The 142-point plunge by the Dow Jones industrial average on Thursday – to 11,500.73 – delayed the blue-chip benchmark from breaking through the record of 11,722.98 reached Jan. 14, 2000.
But investors may not realize that the Dow likely would have hit an all- time high last week if editors of The Wall Street Journal hadn’t changed the Dow’s mix of companies in April 2004.
In 2004, Eastman Kodak, AT&T and International Paper were dropped from the elite roster of 30 corporate giants. Verizon, Pfizer and insurer American International Group replaced them.
The three companies dropped have performed much better than those added. In fact, disappointing earnings from AIG were a big reason the Dow dropped so much Thursday.
Had no changes been made, the index likely would have already hit a new high, according to an analysis done for The Denver Post by Dow Jones & Co., which publishes The Wall Street Journal.
Had the original companies stayed in, the Dow would have hit 11,822.29 on May 5, breaking the old high, and set another new high Tuesday. There is an asterisk, however: It’s impossible to precisely calculate the performance of the old AT&T in the present day because it merged with SBC in November.
John Prestbo, The Journal’s markets editor, said changes made to the 110-year-old Dow index reflect shifts in the larger economy and the stock market. They aren’t made to boost performance.
“You only have 30 slots, so you have to be finicky,” he said.
International Paper, a basic- materials company, was in a sector whose importance had shrunk. AT&T, before the SBC merger, was removed because it had become a shadow of itself.
“It wasn’t holding up the telecom sector,” he said.
Eastman Kodak was ousted because the Dow had become “too heavy in consumer goods,” Prestbo said.
Why does it matter if the Dow hits a new high?
“Psychologically, it means that investors are whole again,” Prestbo said. “We are approaching the all-time high on more solid ground. We have strong economic growth, and that is carrying us now.”
A rising Dow would indicate support for large-cap U.S. stocks, which smaller companies and foreign stocks have trumped in recent years.
A new high is also important to followers of what is known as “the Dow Theory.”
When the Dow Jones transportation average and the Dow industrials both hit new highs, it reflects strength in the nation’s industrial core, said Phil Dow, director of equity strategy with RBC Dain Rauscher in Minneapolis.
Highs in both averages have historically lent support for a continued advance in stocks.
“Last year, everybody laughed at the Dow. They thought it was dead,” said RBC’s Dow. “It would be very powerful for the Dow to hit a new high.”
Not all market watchers consider it that important, however.

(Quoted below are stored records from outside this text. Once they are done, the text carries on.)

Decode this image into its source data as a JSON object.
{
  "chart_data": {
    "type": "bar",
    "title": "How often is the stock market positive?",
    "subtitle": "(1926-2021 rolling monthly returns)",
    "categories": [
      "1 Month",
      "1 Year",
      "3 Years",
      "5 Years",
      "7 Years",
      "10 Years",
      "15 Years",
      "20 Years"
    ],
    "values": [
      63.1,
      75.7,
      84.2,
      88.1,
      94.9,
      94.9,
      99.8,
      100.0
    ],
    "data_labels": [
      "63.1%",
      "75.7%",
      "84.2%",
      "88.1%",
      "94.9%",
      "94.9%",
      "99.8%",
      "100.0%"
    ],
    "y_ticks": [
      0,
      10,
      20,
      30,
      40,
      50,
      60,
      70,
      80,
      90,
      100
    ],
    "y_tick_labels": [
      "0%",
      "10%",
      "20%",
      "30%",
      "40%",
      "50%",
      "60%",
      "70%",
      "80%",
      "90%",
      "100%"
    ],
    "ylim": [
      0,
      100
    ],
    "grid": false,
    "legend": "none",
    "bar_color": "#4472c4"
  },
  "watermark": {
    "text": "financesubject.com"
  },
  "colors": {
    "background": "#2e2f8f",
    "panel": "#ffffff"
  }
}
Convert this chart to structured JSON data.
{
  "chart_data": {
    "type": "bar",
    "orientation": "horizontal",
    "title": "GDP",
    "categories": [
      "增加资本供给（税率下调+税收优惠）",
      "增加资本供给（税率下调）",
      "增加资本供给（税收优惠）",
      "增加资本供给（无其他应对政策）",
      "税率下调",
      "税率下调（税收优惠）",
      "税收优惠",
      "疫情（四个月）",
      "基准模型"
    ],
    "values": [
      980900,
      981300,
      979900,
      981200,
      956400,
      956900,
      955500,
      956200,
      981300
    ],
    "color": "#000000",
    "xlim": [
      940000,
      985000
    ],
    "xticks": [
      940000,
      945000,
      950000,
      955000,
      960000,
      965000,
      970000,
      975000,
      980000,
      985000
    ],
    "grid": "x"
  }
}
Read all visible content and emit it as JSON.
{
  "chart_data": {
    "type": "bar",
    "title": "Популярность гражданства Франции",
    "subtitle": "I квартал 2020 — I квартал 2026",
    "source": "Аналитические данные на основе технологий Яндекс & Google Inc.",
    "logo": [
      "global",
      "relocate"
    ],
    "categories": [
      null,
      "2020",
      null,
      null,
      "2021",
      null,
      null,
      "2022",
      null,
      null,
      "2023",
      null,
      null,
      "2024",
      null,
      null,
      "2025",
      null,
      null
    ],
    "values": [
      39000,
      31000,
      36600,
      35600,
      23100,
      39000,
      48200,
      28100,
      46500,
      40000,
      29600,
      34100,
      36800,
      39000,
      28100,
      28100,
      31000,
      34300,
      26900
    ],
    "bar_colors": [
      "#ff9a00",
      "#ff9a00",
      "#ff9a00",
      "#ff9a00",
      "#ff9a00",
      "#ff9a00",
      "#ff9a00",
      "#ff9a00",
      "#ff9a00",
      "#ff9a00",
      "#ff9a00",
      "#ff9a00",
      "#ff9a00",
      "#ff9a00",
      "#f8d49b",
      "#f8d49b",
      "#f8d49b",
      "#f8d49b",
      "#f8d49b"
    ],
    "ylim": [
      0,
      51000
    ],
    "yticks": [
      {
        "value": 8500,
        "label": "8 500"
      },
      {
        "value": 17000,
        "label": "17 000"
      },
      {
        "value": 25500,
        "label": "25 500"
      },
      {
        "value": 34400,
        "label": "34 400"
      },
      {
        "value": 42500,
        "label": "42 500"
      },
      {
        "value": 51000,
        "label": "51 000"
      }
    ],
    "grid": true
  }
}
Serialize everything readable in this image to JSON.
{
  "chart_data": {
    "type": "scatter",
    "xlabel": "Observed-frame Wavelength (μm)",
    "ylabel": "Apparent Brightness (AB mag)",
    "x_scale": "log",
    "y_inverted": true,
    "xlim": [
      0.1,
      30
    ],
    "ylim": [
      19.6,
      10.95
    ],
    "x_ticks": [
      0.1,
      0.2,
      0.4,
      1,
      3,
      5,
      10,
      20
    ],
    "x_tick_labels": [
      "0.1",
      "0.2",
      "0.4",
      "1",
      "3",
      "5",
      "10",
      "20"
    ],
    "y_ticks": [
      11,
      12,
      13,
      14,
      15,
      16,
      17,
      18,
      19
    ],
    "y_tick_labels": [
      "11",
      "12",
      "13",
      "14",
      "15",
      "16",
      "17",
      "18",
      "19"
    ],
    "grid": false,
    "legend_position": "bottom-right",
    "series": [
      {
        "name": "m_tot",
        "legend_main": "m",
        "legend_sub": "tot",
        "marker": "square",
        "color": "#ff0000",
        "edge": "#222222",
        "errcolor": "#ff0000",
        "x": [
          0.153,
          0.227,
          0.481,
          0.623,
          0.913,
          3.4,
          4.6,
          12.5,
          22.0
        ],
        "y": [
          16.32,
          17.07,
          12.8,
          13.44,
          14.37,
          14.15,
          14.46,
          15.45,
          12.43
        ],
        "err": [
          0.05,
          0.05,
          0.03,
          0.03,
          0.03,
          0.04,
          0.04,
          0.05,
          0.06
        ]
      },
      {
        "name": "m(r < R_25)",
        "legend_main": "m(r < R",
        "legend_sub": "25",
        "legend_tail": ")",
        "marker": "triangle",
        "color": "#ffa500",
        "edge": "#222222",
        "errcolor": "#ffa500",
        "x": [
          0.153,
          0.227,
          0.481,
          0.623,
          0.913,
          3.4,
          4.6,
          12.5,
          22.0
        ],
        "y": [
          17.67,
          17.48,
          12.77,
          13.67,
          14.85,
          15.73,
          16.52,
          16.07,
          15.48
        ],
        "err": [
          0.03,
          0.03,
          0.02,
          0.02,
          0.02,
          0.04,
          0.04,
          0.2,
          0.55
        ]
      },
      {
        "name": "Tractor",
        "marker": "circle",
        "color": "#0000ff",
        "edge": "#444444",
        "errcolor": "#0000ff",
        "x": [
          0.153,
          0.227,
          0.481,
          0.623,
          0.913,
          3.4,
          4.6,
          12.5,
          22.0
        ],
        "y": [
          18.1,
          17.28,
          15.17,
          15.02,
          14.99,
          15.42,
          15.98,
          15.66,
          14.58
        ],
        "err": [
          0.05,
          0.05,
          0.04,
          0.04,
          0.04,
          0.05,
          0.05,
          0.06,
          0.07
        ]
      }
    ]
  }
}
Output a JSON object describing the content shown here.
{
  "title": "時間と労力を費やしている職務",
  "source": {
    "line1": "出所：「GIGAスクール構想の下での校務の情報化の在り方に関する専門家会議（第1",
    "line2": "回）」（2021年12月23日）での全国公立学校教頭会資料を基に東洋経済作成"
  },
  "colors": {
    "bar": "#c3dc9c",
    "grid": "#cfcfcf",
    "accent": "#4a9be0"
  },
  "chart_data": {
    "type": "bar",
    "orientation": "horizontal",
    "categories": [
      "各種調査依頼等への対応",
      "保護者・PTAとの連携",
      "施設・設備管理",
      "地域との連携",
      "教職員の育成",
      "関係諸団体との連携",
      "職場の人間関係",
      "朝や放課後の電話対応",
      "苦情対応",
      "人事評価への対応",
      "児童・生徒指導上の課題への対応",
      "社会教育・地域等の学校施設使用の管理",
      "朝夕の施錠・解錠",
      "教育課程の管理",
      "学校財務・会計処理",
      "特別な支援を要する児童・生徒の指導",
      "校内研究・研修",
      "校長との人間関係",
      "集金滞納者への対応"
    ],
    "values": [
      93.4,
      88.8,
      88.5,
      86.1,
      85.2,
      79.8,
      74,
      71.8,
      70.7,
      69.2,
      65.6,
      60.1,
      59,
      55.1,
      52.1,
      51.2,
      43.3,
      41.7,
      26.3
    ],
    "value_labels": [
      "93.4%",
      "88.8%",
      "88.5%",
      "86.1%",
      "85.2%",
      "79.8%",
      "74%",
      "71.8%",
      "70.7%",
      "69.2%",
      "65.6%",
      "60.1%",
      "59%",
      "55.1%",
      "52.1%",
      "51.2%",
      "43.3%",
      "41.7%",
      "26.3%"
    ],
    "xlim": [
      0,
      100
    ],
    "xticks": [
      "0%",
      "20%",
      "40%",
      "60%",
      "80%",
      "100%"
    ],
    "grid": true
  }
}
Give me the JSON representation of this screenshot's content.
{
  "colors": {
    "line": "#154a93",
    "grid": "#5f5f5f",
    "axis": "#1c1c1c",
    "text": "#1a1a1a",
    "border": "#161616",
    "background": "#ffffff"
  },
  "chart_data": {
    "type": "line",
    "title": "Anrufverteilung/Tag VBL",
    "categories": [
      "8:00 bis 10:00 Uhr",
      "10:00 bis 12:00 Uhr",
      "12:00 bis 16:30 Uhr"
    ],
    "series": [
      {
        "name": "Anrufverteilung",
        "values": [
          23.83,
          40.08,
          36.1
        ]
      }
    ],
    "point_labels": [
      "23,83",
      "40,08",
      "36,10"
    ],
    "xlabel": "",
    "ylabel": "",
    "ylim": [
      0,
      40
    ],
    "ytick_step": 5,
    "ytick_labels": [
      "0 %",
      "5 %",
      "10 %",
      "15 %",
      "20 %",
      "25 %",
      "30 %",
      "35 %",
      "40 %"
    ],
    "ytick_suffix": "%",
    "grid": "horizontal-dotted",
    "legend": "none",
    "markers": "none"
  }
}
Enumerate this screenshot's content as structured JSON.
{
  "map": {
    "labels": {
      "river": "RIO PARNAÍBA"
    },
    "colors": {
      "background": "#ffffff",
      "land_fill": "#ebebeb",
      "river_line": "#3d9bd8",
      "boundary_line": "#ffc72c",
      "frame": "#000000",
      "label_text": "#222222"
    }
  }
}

“We caution against reading too much into it, against pulling out the party hats,” said Brad Sorensen, a senior sector analyst with the Schwab Center for Investment Research in Denver.
For one, the 30 companies in the Dow represent only a slice of the total U.S. stock market. Unlike the S&P 500 index, the Dow index is used by few money managers and index-fund investors as a benchmark.
The Dow never fell as far as the S&P 500 and Nasdaq composite during the downturn of 2000 to 2002, so it didn’t have as far to crawl back. That said, many investors may not appreciate how far U.S. stock markets have come back, Sorensen said.
“It gives people some comfort that the Dow is leading the charge,” he said. “It has been a nice, slow, steady run.”